Objectives: To assess the effects of TUNE In on social functioning in adults with ASD.

Methods: Adults with ASD and without intellectual disability were recruited for the study. TUNE In consists of 17 weekly sessions divided into three consecutive components addressing (1) social motivation/anxiety, (2) social cognition/social skills, and (3) generalization of skills to community settings (Pallathra et al. 2017, IMFAR). Participants underwent assessments of social functioning before starting (Time 1) and after completing (Time 2) TUNE In. Based on our previous results (Pallathra et al. 2017, IMFAR), we tested the hypothesis that this second cohort would also show an improvement in the SRS-2 (informant-report) and the SNI (Cohen, 1991), a self-report assessment of social network size. A paired analysis was performed to assess changes in outcome measures between Time 1 and Time 2, using the nonparametric Signed Rank Test, because the data were not normally distributed.

Results: Fifteen adults were enrolled into this second treatment group, of which 13 completed TUNE In (Table 1). Results demonstrate evidence of social functioning improvements from Time 1 to Time 2 as reflected by a significant reduction in the SRS-2 score (z=2.76, p<0.01, Cohen’s effect size, d=0.44) (Figure 1a) and a significant increase in the SNI score (z=-2.25, p<0.05, d=0.38) (Figure 1b).

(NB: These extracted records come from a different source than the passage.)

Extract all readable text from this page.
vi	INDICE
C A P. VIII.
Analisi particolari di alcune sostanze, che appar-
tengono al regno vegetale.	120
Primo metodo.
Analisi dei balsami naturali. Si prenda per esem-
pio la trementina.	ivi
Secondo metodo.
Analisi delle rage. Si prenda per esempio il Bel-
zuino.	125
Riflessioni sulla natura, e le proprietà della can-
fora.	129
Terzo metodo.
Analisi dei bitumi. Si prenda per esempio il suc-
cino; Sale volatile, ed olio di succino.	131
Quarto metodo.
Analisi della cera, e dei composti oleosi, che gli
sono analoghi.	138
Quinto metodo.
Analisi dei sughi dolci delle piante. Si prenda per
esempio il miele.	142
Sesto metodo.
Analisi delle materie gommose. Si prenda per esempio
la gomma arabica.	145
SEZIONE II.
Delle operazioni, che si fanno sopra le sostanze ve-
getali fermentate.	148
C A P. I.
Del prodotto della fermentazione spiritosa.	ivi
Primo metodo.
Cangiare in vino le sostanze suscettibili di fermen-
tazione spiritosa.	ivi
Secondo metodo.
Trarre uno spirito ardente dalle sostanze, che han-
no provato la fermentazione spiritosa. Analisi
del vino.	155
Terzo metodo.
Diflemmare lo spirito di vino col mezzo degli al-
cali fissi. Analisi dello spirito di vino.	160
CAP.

Conclusions: Data from this study replicate the findings of improvement in social functioning, as reflected by the SRS-2 and SNI, following participation in TUNE In. These results suggest there are benefits to the integrated service strategy of TUNE In that targets multiple behavioral domains underlying social functioning and provides opportunities for skill generalization. A randomized control trial of TUNE In with a larger sample size and with greater inclusion of women, minorities, and older age groups is warranted in order to address the urgent need for evidence-based treatments targeting social functioning in adults with ASD.